Gıdalara özel IgG testiyle ülseratif kolitli hastalarımın yarısına yakınında keten tohumu, gıda katkıları ve yumurta, yaklaşık dörtte birinde gluten, süt ve ürünleri, tavuk ve hindi etleri, roka, çam fıstığı ve kahve için pozitiflikler saptadım. Çok daha fazla sayıda gıdaya ait oranları kitapta verdim ama sonuçlar kişiye göre değişeceğinden, bu önemli hastalıkta test yapılmadan gıda kısıtlaması önermiyorum. Gene de o testi yaptıramayanlara, gluten için AGA ve ekmek mayası için ASCA IgA ve IgG testlerinin yapılması ve ona göre kısıtlamaya gidilmesi düşünülebilir. AGA testinde, mutlaka anti gliadin antikora bakılmalı, gliadin adını içeren ve bugün pek çok laboratuvarda AGA yerine uygulanan anti DGP veya anti dgliadin adı verilen testten kaçınılmalıdır. Çünkü AGA glutene karşı oluşmuş antikorları gösterirken diğeri bu konuda hatalı sonuç verir ancak çölyak hastalığının tanısında da çok başarılı olur. Ülseratif kolitli hastalarda ekmek mayasına karşı pozitiflik sık değildir ama varlığında kısıtlanmasının yararı vardır. Glutene karşı antikor pozitifliğinde, yerine önce kinoa veya mısır unu denenebilir çünkü hastalarımda kinoaya için %0, mısır için de %9 oranında pozitiflikler saptadım. Ülseratif kolitli hastalara öncelikli önerim gıda katkılarından uzaklaşmaları (bk., Kitap, s.224-230) ve yararlı olduğu bildirilen keten tohumundan kaçınmaları şeklinde olacaktır.

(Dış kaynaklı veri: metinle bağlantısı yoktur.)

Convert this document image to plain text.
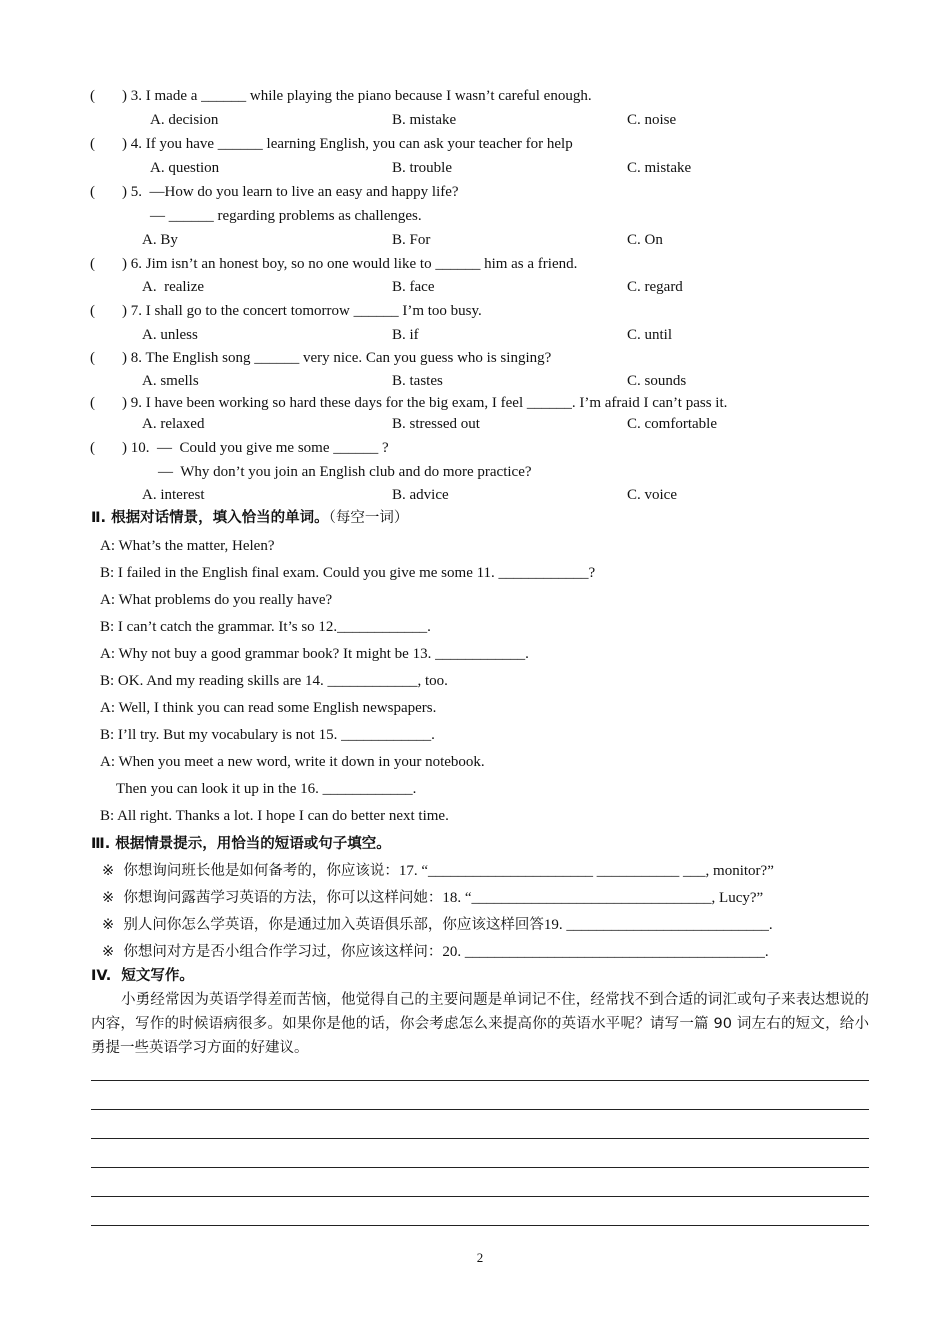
(
) 3. I made a ______ while playing the piano because I wasn’t careful enough.
A. decision	B. mistake	C. noise
(
) 4. If you have ______ learning English, you can ask your teacher for help
A. question	B. trouble	C. mistake
(
) 5.  —How do you learn to live an easy and happy life?
— ______ regarding problems as challenges.
A. By	B. For	C. On
(
) 6. Jim isn’t an honest boy, so no one would like to ______ him as a friend.
A.  realize	B. face	C. regard
(
) 7. I shall go to the concert tomorrow ______ I’m too busy.
A. unless	B. if	C. until
(
) 8. The English song ______ very nice. Can you guess who is singing?
A. smells	B. tastes	C. sounds
(
) 9. I have been working so hard these days for the big exam, I feel ______. I’m afraid I can’t pass it.
A. relaxed	B. stressed out	C. comfortable
(
) 10.  —  Could you give me some ______ ?
—  Why don’t you join an English club and do more practice?
A. interest	B. advice	C. voice
Ⅱ. 根据对话情景，填入恰当的单词。（每空一词）
A: What’s the matter, Helen?
B: I failed in the English final exam. Could you give me some 11. ____________?
A: What problems do you really have?
B: I can’t catch the grammar. It’s so 12.____________.
A: Why not buy a good grammar book? It might be 13. ____________.
B: OK. And my reading skills are 14. ____________, too.
A: Well, I think you can read some English newspapers.
B: I’ll try. But my vocabulary is not 15. ____________.
A: When you meet a new word, write it down in your notebook.
Then you can look it up in the 16. ____________.
B: All right. Thanks a lot. I hope I can do better next time.
Ⅲ. 根据情景提示，用恰当的短语或句子填空。
※  你想询问班长他是如何备考的，你应该说：17. “______________________ ___________ ___, monitor?”
※  你想询问露茜学习英语的方法，你可以这样问她：18. “________________________________, Lucy?”
※  别人问你怎么学英语，你是通过加入英语俱乐部，你应该这样回答19. ___________________________.
※  你想问对方是否小组合作学习过，你应该这样问：20. ________________________________________.
IV.  短文写作。
小勇经常因为英语学得差而苦恼，他觉得自己的主要问题是单词记不住，经常找不到合适的词汇或句子来表达想说的内容，写作的时候语病很多。如果你是他的话，你会考虑怎么来提高你的英语水平呢？请写一篇 90 词左右的短文，给小勇提一些英语学习方面的好建议。
2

Kitap: Artk Hastalığımla Baş Edebiliyorum, Mast Hücrelerinin Gizi (Nobel Tıp Kitabevleri)
2.Xu Y, Chen G. Mast cell and autoimmune diseases. Mediators Inflamm. 2015;2015:246126.
102/sindirim SH.Stasikowska-Kanicka O, Danilewicz M, Głowacka A, Wągrowska-Danilewicz M. Mast cells and eosinophils are involved in activation of ulcerative colitis. Adv Med Sci. 2012;57:230-6.
11/1.Malbec O., Daëron M. The mast cell IgG receptors and their roles in tissue inflammation. Immunol Rev. 2007;217:206-21.
10/1.He SH, Zhang HY, Zeng XN, Chen D, Yang PC. Mast cells and basophils are essential for allergies: mechanisms of allergic inflammation and aproposed procedure for diagnosis. Acta Pharmacol Sin. 2013;34:1270-83.